Importance of Coupling:
Feedbacks: Coupling allows key feedbacks like ice-albedo and carbon cycle feedbacks to emerge.
Interactions: Ocean-atmosphere interactions, such as ENSO, require coupling for accurate simulation.
Realism: Each component affects the others; uncoupled models fail to capture the full complexity of the climate system.
How can volcanic eruptions serve as a “natural experiment” for studying climate response to aerosol forcing?
Volcanic eruptions offer insights into aerosol-climate interactions:
Aerosol Injection: Eruptions like Mt. Pinatubo (1991) inject sulphate aerosols into the stratosphere.
Radiative Forcing: These aerosols reflect solar radiation, causing short-term cooling.
Stratospheric Persistence: Stratospheric aerosols remain longer than tropospheric ones, extending their climatic impact.
Model Validation: Comparing observed cooling with model simulations post-eruption helps validate aerosol parameterisations.
Can natural variability explain observed trends in global warming? Why or why not?
No. Natural variability alone cannot account for the observed global warming trends, especially since the mid-20th century:
Natural Drivers Insufficient: Factors like solar output and volcanoes cannot explain the magnitude or rate of recent warming.
Paleoclimate Records: Show that current warming is unprecedented over the last 2000 years.
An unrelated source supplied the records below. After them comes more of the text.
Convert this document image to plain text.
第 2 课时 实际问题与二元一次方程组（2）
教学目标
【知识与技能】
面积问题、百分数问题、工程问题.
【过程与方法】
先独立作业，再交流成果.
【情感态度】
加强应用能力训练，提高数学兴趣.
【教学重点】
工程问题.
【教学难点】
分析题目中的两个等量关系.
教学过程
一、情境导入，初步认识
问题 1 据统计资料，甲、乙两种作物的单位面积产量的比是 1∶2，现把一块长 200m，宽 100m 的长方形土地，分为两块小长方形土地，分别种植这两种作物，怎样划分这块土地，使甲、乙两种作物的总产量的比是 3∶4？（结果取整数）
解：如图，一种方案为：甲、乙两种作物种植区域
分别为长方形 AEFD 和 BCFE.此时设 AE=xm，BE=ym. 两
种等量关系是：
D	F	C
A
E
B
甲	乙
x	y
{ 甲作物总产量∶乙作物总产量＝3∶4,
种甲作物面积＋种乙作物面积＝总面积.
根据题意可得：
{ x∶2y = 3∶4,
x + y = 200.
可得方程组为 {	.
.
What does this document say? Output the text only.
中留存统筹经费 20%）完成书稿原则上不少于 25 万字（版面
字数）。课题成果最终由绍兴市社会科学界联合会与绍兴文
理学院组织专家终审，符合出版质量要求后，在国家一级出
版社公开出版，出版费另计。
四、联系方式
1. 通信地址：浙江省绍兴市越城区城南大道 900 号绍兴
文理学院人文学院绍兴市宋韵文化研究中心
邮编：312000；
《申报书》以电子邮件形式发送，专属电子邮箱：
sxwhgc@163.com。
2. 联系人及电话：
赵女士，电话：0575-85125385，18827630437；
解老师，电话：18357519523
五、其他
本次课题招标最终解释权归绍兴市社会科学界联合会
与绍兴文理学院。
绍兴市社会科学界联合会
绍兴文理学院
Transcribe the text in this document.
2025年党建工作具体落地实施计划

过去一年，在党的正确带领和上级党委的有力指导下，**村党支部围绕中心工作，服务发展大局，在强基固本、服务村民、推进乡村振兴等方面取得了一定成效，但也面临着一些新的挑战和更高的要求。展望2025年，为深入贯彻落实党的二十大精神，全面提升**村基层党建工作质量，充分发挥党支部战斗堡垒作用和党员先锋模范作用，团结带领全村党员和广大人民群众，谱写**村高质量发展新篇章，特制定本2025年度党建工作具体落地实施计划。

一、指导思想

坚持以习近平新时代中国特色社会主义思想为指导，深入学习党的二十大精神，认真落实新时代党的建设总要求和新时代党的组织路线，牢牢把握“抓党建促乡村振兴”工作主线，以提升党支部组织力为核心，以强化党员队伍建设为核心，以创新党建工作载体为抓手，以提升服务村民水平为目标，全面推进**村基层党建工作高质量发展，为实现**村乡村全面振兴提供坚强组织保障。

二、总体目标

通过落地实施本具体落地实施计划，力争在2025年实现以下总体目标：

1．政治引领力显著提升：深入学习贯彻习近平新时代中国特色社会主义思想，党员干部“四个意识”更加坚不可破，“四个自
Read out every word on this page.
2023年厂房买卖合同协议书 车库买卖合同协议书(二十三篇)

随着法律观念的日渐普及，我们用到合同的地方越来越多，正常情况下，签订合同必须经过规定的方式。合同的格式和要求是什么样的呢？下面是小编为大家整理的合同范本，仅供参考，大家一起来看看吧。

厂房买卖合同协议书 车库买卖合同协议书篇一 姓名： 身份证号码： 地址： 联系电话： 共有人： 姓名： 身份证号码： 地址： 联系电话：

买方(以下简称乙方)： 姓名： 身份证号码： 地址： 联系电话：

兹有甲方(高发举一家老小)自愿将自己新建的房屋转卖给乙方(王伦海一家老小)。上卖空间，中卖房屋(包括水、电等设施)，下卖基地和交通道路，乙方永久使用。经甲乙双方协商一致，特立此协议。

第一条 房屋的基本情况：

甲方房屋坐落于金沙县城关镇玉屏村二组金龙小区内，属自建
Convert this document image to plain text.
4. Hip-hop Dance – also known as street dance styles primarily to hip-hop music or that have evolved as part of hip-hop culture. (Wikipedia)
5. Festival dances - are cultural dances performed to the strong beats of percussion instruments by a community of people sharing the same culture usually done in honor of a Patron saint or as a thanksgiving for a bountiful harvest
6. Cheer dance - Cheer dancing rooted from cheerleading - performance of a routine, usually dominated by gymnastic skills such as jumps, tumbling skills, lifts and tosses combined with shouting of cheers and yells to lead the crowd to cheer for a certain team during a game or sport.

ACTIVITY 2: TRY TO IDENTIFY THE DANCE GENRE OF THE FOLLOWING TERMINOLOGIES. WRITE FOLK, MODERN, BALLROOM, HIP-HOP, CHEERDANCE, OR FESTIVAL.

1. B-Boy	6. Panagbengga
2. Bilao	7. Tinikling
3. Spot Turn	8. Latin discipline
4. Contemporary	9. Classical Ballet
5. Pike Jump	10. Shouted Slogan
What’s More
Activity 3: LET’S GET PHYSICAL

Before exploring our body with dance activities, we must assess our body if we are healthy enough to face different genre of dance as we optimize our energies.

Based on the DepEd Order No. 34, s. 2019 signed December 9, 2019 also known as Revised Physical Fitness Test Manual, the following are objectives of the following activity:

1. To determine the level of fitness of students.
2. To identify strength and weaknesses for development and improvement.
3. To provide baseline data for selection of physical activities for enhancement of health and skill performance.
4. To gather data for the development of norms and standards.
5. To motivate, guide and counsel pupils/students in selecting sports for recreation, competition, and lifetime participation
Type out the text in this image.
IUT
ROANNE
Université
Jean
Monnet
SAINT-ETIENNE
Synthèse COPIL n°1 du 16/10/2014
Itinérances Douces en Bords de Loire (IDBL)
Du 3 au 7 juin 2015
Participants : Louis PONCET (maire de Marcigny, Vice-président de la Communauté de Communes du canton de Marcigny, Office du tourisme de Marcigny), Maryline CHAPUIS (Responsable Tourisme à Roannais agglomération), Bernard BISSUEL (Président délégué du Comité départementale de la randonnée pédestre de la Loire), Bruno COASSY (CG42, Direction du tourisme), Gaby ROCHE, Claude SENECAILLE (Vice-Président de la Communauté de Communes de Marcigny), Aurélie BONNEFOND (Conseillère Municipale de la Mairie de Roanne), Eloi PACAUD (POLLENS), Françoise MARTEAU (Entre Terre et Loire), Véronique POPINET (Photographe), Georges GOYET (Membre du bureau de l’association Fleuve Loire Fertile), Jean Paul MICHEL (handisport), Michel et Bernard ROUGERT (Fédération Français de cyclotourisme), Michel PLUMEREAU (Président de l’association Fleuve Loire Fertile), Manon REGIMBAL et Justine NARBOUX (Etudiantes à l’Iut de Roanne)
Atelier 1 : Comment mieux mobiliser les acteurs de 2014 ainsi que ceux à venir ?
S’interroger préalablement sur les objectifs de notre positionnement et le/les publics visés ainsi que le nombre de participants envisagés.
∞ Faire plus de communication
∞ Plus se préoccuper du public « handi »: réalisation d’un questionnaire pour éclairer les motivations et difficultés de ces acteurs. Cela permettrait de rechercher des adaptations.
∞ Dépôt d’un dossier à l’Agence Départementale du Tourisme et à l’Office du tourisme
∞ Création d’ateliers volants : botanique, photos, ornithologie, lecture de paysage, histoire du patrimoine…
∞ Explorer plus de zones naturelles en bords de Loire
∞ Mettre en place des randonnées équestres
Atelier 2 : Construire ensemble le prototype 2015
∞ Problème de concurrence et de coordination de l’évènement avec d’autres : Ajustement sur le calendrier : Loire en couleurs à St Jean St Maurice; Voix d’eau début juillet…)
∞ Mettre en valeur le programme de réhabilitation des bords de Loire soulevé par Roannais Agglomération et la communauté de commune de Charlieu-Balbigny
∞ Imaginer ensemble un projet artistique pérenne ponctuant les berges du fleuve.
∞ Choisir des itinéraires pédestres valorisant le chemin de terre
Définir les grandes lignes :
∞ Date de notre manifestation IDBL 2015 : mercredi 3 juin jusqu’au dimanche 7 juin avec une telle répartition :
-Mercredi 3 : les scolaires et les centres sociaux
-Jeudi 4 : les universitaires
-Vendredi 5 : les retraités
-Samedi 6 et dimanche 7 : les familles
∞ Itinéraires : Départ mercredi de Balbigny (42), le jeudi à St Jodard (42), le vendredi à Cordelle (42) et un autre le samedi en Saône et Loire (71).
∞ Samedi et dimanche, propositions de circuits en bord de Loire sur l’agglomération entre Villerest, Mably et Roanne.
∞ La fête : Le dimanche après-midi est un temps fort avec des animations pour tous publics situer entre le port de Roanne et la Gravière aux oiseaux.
GCM Comparisons: Simulations that exclude anthropogenic forcings fail to replicate observed warming trends; only those including human influences match observed data.
Therefore, the overwhelming scientific consensus attributes modern warming primarily to human activities.
What do we need to improve future GCMs?
Improving future GCMs requires progress in the following areas:
Resolution: Finer spatial and vertical resolution improves the simulation of regional processes and extremes.
Observations: Expanded and improved data coverage (especially oceans and upper atmosphere) aids model calibration and validation.
Process Representation: Better parameterisation of clouds, aerosols, and hydrological processes reduces uncertainty.
Component Integration: More comprehensive coupling of Earth system components, such as biogeochemical and ecological processes.
Computational Resources: Increased computing power enables more complex, high-resolution simulations.
Innovative Techniques: AI and machine learning offer tools to enhance model tuning and analyse complex interactions.